In a way, Wise and Otherwise, a very natural sounding expression of East meets West, has been waiting 40 years to be realized. While the music listener of the last decade is more accustomed and so perhaps more open now to such blends, it’s been a rather long journey as East Indian music slowly wended its course into Western music. As classical Indian music has been around for several thousand years, forty years must seem like a quick blink of the eye to some. This is not meant as a studied treatise, but just a sketched outline, a quick pop history traced back to the possible origins, where the timeline takes us back to several years before George Harrison had even heard of Ravi Shankar or the Beatles got their mantras.
In the very early 1960s, nearly unnoticed in the Berkeley music communes and rooming houses, Robbie Basho was rumored to eat woodrose and play his then strange guitar music all night, using his strings as drones to propel him into the interior of the OM. His roommates would try to sleep through the contact highs they got from him. Simultaneously, Sandy Bull was actively on a quest for his musical guru, and when the student was ready, the teacher appeared in the form of Ustad Ali Akbar Khan, with whom Bull studied for the remainder of his life.
Then about 1965-1966, the Beach Boys, or maybe it was the Beatles, brushed the strings of “an Indian guitar” (a sitar) once or twice on a pop release. A few more such accents were placed on popular records here and there during that era. Jimi Hendrix was so genuinely enraptured with the idea of incorporating sitar into his music, he held a summit meeting with an Indian musician; Hendrix didn’t live long enough to pursue his ideas, but the other musician went off to record a brief exploration of Jimi’s music on his sitar.
There was an ongoing fascination, though some musicians were recognizably more dedicated in their pursuits. Many English and American musicians made the arduous trek to India in the ’70s to be introduced to some of the innumerable scales necessary to begin singing or playing an Indian instrument and learned there were really no shortcuts to this process. So it was the tabla slipped into occasional use in Western pop music before the stringed instruments did, and Ry Cooder slid his steel around tabla-powered rhythms on several early blues-based pieces (Performance, 1971 and Boomer’s Story, 1972.)
And then there was nothing too much until this world music thing started happening.
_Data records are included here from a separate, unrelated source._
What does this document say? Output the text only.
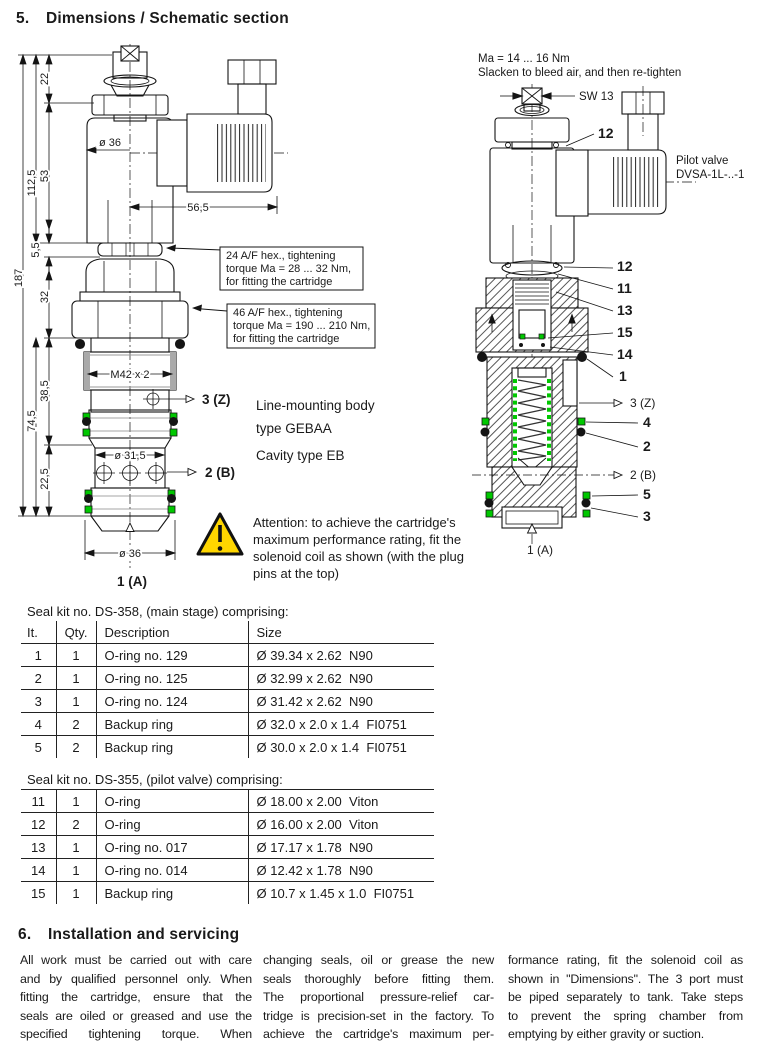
5. Dimensions / Schematic section
22
53
112,5
5,5
187
32
38,5
74,5
22,5
ø 36
56,5
M42 x 2
ø 31,5
ø 36
3 (Z)
2 (B)
1 (A)
24 A/F hex., tightening
torque Ma = 28 ... 32 Nm,
for fitting the cartridge
46 A/F hex., tightening
torque Ma = 190 ... 210 Nm,
for fitting the cartridge
Line-mounting body
type GEBAA
Cavity type EB
Attention: to achieve the cartridge's
maximum performance rating, fit the
solenoid coil as shown (with the plug
pins at the top)
Ma = 14 ... 16 Nm
Slacken to bleed air, and then re-tighten
SW 13
Pilot valve
DVSA-1L-..-1
12
12
11
13
15
14
1
4
2
5
3
3 (Z)
2 (B)
1 (A)
Seal kit no. DS-358, (main stage) comprising:
It.	Qty.	Description	Size
1	1	O-ring no. 129	Ø 39.34 x 2.62  N90
2	1	O-ring no. 125	Ø 32.99 x 2.62  N90
3	1	O-ring no. 124	Ø 31.42 x 2.62  N90
4	2	Backup ring	Ø 32.0 x 2.0 x 1.4  FI0751
5	2	Backup ring	Ø 30.0 x 2.0 x 1.4  FI0751
Seal kit no. DS-355, (pilot valve) comprising:
11	1	O-ring	Ø 18.00 x 2.00  Viton
12	2	O-ring	Ø 16.00 x 2.00  Viton
13	1	O-ring no. 017	Ø 17.17 x 1.78  N90
14	1	O-ring no. 014	Ø 12.42 x 1.78  N90
15	1	Backup ring	Ø 10.7 x 1.45 x 1.0  FI0751
6. Installation and servicing
All work must be carried out with care
and by qualified personnel only. When
fitting the cartridge, ensure that the
seals are oiled or greased and use the
specified tightening torque. When
changing seals, oil or grease the new
seals thoroughly before fitting them.
The proportional pressure-relief car-
tridge is precision-set in the factory. To
achieve the cartridge's maximum per-
formance rating, fit the solenoid coil as
shown in "Dimensions". The 3 port must
be piped separately to tank. Take steps
to prevent the spring chamber from
emptying by either gravity or suction.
Now, fusions of rock and sitar are regular offerings, and some (like those of Ashwin Batish) should probably be listened to.
This is a long way of saying there were plenty who have tried; some were more successful in their integration than others and those clearly were the more serious students. Of the musicians who dedicated themselves to years of respectful study, Harry Manx has emerged to offer an intriguing presentation.
Manx started out as a roadie for Willie Dixon and then traveled the world for twenty-five years as a one-man-band. While he was in Japan in the ’80s, he heard the music of Vishna Mohan Bhatt. That encounter eventually lured him to India to study for five years with Bhatt, the inventor of an instrument called the Mohan Veena. Bhatt is quite well known in India. Manx also toured with Bhatt, performing with him in concert in front of 8,000 people at the Taj Mahal. Soon, Bhatt became more famous to Westerners from his 1994 recording with Ry Cooder, Meeting By the River.
Yet, aside from Manx, the only other Westerner who ever played or owned a Veena was George Harrison. As both Manx and Harrison had an understanding and appreciation of his music, Bhatt presented each of those two disciples with an instrument. Lately, there’s been a lot of talk about power rock and power sitar. But keep in mind that the strings of the Veena, which is like a 20-stringed lap slide guitar, are maintained at a tension of 500 lbs. total. So there is a lot of potential power even at rest.
What Manx manages to come up with on Wise and Otherwise is a combination of gentler folk forms. He’s a good singer and very adept on regular slide guitar, as shown on “Only Then Will Your House Be Blessed” which only made me want to hear him playing more of those very expressive blues.
If you’re antsy to hear him play the Veena, you have only to wait until the second track for “Death Have Mercy”. Manx also pays homage to the sixties, when sitar power was a popular experimentation if only an aspiration not fully realized then. Although Jimi Hendrix is remembered with “Foxy Lady”, the most evocative piece is a cover of Van Morrison’s “Crazy Love”. The unlikeliest segue is “The Gist of Madhuvanti” blending into an acoustic version of B.B. King’s “The Thrill is Gone”, but that ends up as the sparkling centerpiece.
As an able songwriter, Manx also recounts the story of an old friend (“an honest man on the welfare line”) who slipped through the cracks of society on “Coat of Mail”. Wise and Otherwise gains with each listening, and that is always an intriguing phenomenon. Manx is not really, as so many seem to insist, playing “the blues” . . . at least not in my book. But this all seems to work together a little better than it by all rights should.
Great music for slowing down at the end of a day, and perfect for an intimate gathering of laid-back friends.